Taleb develops this rather simple idea at great (300+ pages) length. Along the way he discusses some of the reasons the importance of rare events is underestimated. A particular target is statistical methods based on the normal (Gaussian) distribution which Taleb believes are routinely used in inappropriate ways.

Taleb has a provocative writing style. He clearly does not subscribe to the academic convention which requires you to carefully hedge and qualify your work and at least pretend to respect your opponents and their work. So Taleb routinely makes sweeping claims while dismissing contrary views as nonsense in the process casually insulting a wide range of people. I found this more entertaining than irritating even when I was in the line of fire (as on p. 204-205, "Furthermore, this trade-off between volatility and risk can show up in careers that give the appearance of being stable, like jobs at IBM until the 1990s. When laid off, the employee faces a total void: he is no longer fit for anything else. ..."). Still the academic convention exists for a reason.

One major flaw in the book is Taleb is prone to overstatement. The fact that forecasting is imperfect does not mean it is useless (as Taleb often seems to feel). For example on page 129-130 Taleb discusses risk management at a casino. They worried about and took measures to limit losses from lucky gamblers and cheaters only to be hit by among other things a large loss when a star performer was almost killed by a tiger something they had never considered as a possibility. Taleb concluded:

... The casino spent hundreds of millions of dollars on gambling theory and high-tech surveillance while the bulk of their risks came from outside their models.

But this is seriously misleading. It is quite likely the bulk of their risks would have come from within their models if they had not taken measures to reduce the risks they could foresee. This is like the claim that 40% of heat loss is through you head which is true when your head is the only uncovered part of your body.

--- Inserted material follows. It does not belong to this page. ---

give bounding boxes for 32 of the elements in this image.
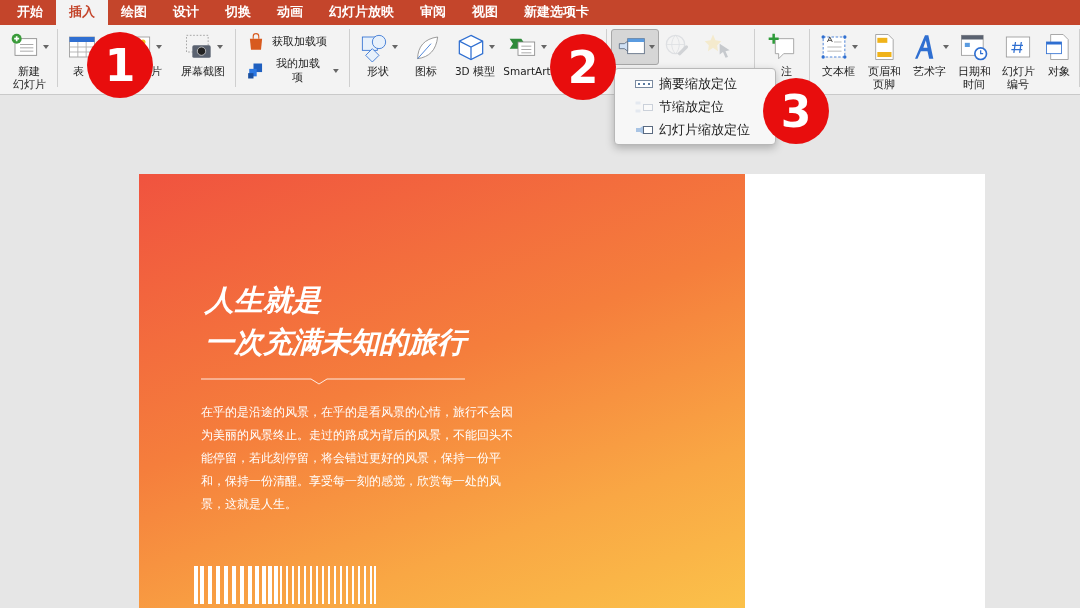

So in summary lots of what Taleb says is true and often overlooked but things are not as one-sided as he claims.

1 comment:

  1. It's simply not true that the casino couldn't have predicted the performer's "accident" with the tiger since any fool knows tigers are dangerous. The casino just employed the wrong type of person to do the predictive model. If they had instead employed a Kindergarten teacher to observe, "Don't play tigers, they will eat you up," the story would have been quite different.